I’m checking in regularly with a friend of mine who’s on a tough, life-changing, emotional ride right now. The best thing I know to do at times like these is to listen, ask a powerful question or two, and let her work her way through the wilderness. After all, she’s the expert on herself and the only one with reliable answers to her specific situation. Deep down, she’ll know which decision is right for her.
I’ve discovered that a well-placed question can help clarify thinking and lead to a better understanding of choices. One of my favorites: “What are you saying Yes to and what are you saying No to? I don’t always manage to voice the best questions, mind you. Occasionally there is no best question. This time I posed a simple query: “How are you feeling about it all?” Her response was honest and true: she’d had a terrific bout with anxiety and a crying jag but, she assured me, she felt better now. She’d been subjected to a guilt trip that morphed into a mean streak, which, she added, only made things easier. Then she capped it. “I will feel better when the ball is rolling.” (The ball, of course, being action that will alleviate the situation.)

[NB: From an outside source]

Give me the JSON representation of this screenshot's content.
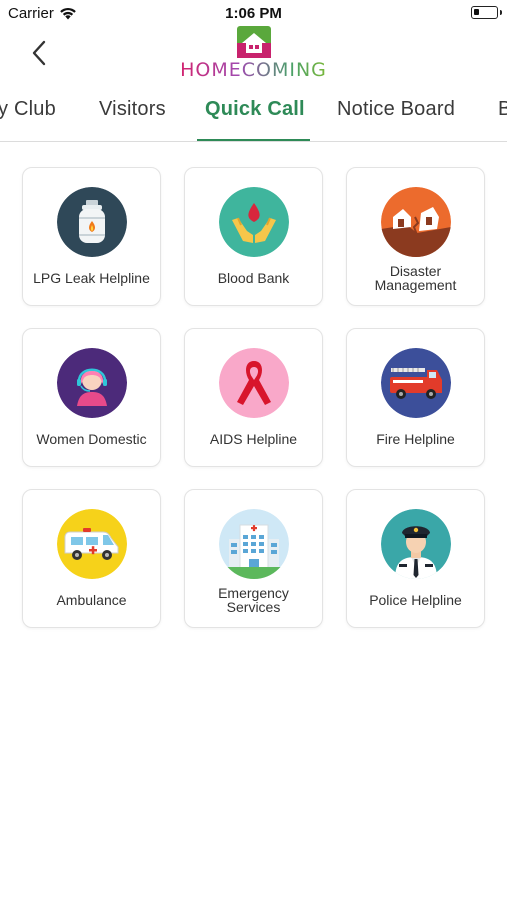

We hung up and went about our different days, but her words lived on in my head. Later that evening, I suggested to Charlie that he might be in the mood for some empty carbohydrates. Because he’s so suggestively easy to seduce (so to speak), we headed off for Dairy Queen, and soon worked our way to their drive-up window. (By the way, whoever suggested that DQ offer a “mini” sized blizzard deserves a raise. It opened up a whole new audience.)
Luckily, we were in the Toyota Prius, which is a great car for drive-through restaurants and banks because it stops running when it has to sit motionless. And DQ does take a while. Eventually, though, even mini-Blizzards are ready to go. So, treat in hand, Charlie pressed the gas pedal lightly. (He likes to see just how long he can run on pure electrical energy and, besides, the escape route from that calorie-rich drive through is a straight, flat trajectory. You don’t need much push to get up and go.)
The little Prius moved forward slightly, then rolled right back to its original spot. Oops. Apparently Dairy Queen’s wait time is a little more extensive than most, because we were firmly rooted in a rut that had developed right where the front tires sit next to the drive-through window. Pressing the gas may have started a little momentum, but we actually needed more oomph than usual to get moving over the hump and down the road.
I nearly dropped my chocolaty treat. “Inertia,” I said. I flashed back to my conversation this morning – about feeling better once the ball gets rolling. What a great, true metaphor. Just like the Prius whose tires rested in the rut and who oh-so easily settled back again into that comfortable place, we do the same things throughout life. We get comfortable. We may not be happy or fulfilled or satisfied, but without some external stimulus prodding us, it’s just such an effort to drum up enough energy to make something happen. Sometimes, we think, it’s easier to keep on keeping on.
Consider Isaac Newton’s first law of motion: “An object at rest stays at rest and an object in motion stays in motion with the same speed and in the same direction unless acted upon by an unbalanced force.” Objects (and people) tend to do the same things all the time. It’s pretty natural to resist changes in our state of motion. That’s called inertia.
The World English Dictionary defines inertia as the tendency of a body to preserve its state of rest or uniform motion. In other words, it’s what makes us oppose any force that might make us change – whether that means we come to a stop or we keep moving along, whether we stay sitting in our rut or keep running flat out.
Now, I never took physics but I get this … and I love the lesson. For my friend, inertia is hard at work in her life. It’s inertia that makes it difficult to do what she must to end what’s not working but what’s been the status quo for so long. And it’s inertia that causes her antagonist to swing from guilt trips to pleading to anger in an attempt to maintain that very same status quo. One is trying to muster the energy necessary to get moving while the other is trying to muster the energy necessary to keep going and not stop.
For my friend, that same inertia ultimately will be responsible for ushering her forward into new beginnings and a fresh future. As much as inertia wants to keep us at rest, it also wants to keep us in motion – once we actually get the ball rolling.
Forward. That’s a very good direction, indeed.